By MICHAEL LIEDTKE, AP Technology Writer
SAN FRANCISCO (AP) — Google has been branded an abusive monopolist by a federal judge for the second time in less than a year, this time for illegally exploiting some of its online marketing technology to boost the profits fueling an internet empire currently worth $1.8 trillion.
The ruling issued Thursday by U.S. District Judge Leonie Brinkema in Virginia comes on the heels of a separate decision in August that concluded Google’s namesake search engine has been illegally leveraging its dominance to stifle competition and innovation.
After the U.S. Justice Department targeted Google’s ubiquitous search engine during President Donald Trump’s first administration, the same agency went after the company’s lucrative digital advertising network in 2023 during President Joe Biden’s ensuing administration in an attempt to undercut the power that Google has amassed since its inception in a Silicon Valley garage in 1998.
Although antitrust regulators prevailed both times, the battle is likely to continue for several more years as Google tries to overturn the two monopoly decisions in appeals while forging ahead in the new and highly lucrative technological frontier of artificial intelligence.
The next step in the latest case is a penalty phase that will likely begin late this year or early next year.
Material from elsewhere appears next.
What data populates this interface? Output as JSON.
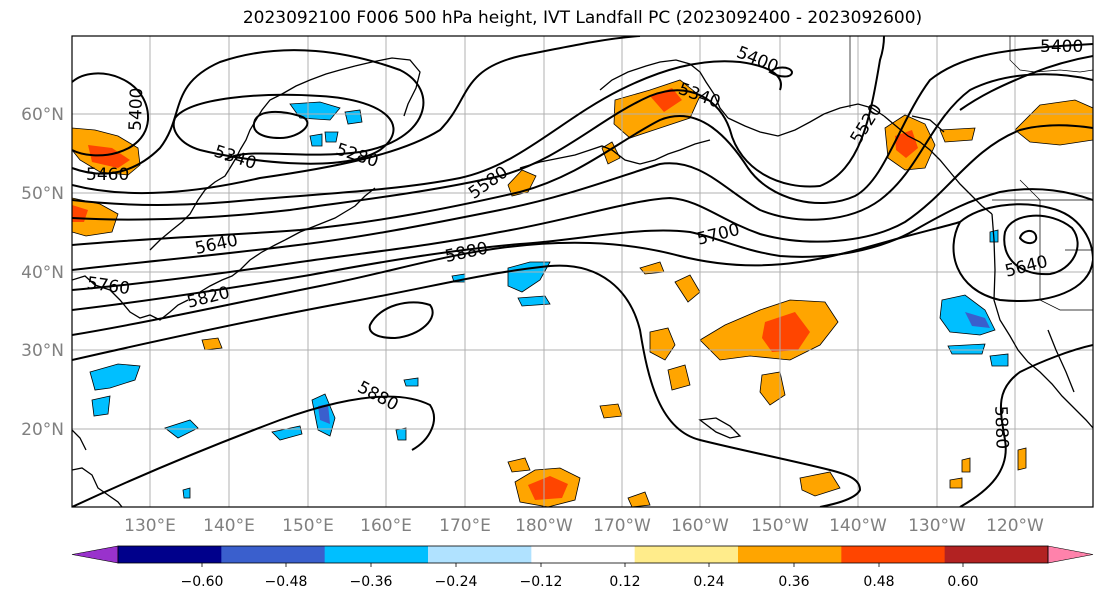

The same so-called “remedy” hearings in the search monopoly case are scheduled to begin Monday in Washington D.C., where Justice Department lawyers will try to convince U.S. District Judge Amit Mehta to impose a sweeping punishment that includes a proposed requirement for Google to sell its Chrome web browser.
Brinkema’s 115-page decision centers on the marketing machine that Google has spent the past 17 years building around its search engine and other widely used products and services, including its Chrome browser, YouTube video site and digital maps.
The system was largely built around a series of acquisitions that started with Google’s $3.2 billion purchase of online ad specialist DoubleClick in 2008. U.S. regulators approved the deals at the time they were made before realizing that they had given the Mountain View, California, company a platform to manipulate the prices in an ecosystem that a wide range of websites depend on for revenue and provides a vital marketing connection to consumers.
The Justice Department lawyers argued that Google built and maintained dominant market positions in a technology trifecta used by website publishers to sell ad space on their webpages, as well as the technology that advertisers use to get their ads in front of consumers, and the ad exchanges that conduct automated auctions in fractions of a second to match buyer and seller.
Although Brinkema didn’t rule entirely in favor of the Justice Department, the judge concluded Google has been abusing its power to stifle competition to the detriment of online publishers forced to rely on its ad network and pricing for revenue. Brinkema reached the decision after evaluating the evidence presented during a lengthy trial that concluded just before Thanksgiving last year,
“For over a decade, Google has tied its publisher ad server and ad exchange together through contractual policies and technological integration, which enabled the company to establish and protect its monopoly power in these two markets.” Brinkema wrote. “Google further entrenched its monopoly power by imposing anticompetitive policies on its customers and eliminating desirable product features.”
The Justice Department didn’t immediately comment on the decision.
In a statement, Google said it will appeal the ruling.
“We disagree with the Court’s decision regarding our publisher tools,” said Lee-Anne Mulholland, Google’s vice president of regulatory affairs. “Publishers have many options and they choose Google because our ad tech tools are simple, affordable and effective.”
As it did in the search monopoly case, Google and its corporate parent Alphabet vehemently denied the Justice Department’s allegations. Their lawyers argued the government largely based its case on an antiquated concept of a market that existed a decade ago while underestimating a highly competitive market for advertising spending that includes the likes of Facebook parent Meta Platforms, Amazon, Microsoft and Comcast.
The market as drawn in the Justice Department’s case didn’t include ads that appear on mobile apps, streaming television services, or other platforms to which internet users have increasingly migrated, prompting Google lawyer Karen Dunn to compare the government’s definition a “time capsule with a BlackBerry, an iPod and a Blockbuster video card” during her opening statement when the trial began last September.
At trial, the Justice Department’s lawyers emphasized the harm to news publishers that has arisen from Google’s alleged dominance of the marketplace. Witnesses from Gannett, the publisher of USA Today and other newspapers, and News Corp., the publisher of the Wall Street Journal, testified about the difficulties they have faced and what they said was a lack of alternatives to Google’s ad tech. Those companies rely on online advertising to fund their news operations and make their articles free to consumers on the internet, government lawyers have argued.
Now, government is in position to try to dismantle that byzantine ad system. When the case was filed more than two years ago during the Biden administration, the Justice Department asserted Google should be forced to sell, at a minimum, its Ad Manager product, which includes the technology used by website publishers and the ad exchange.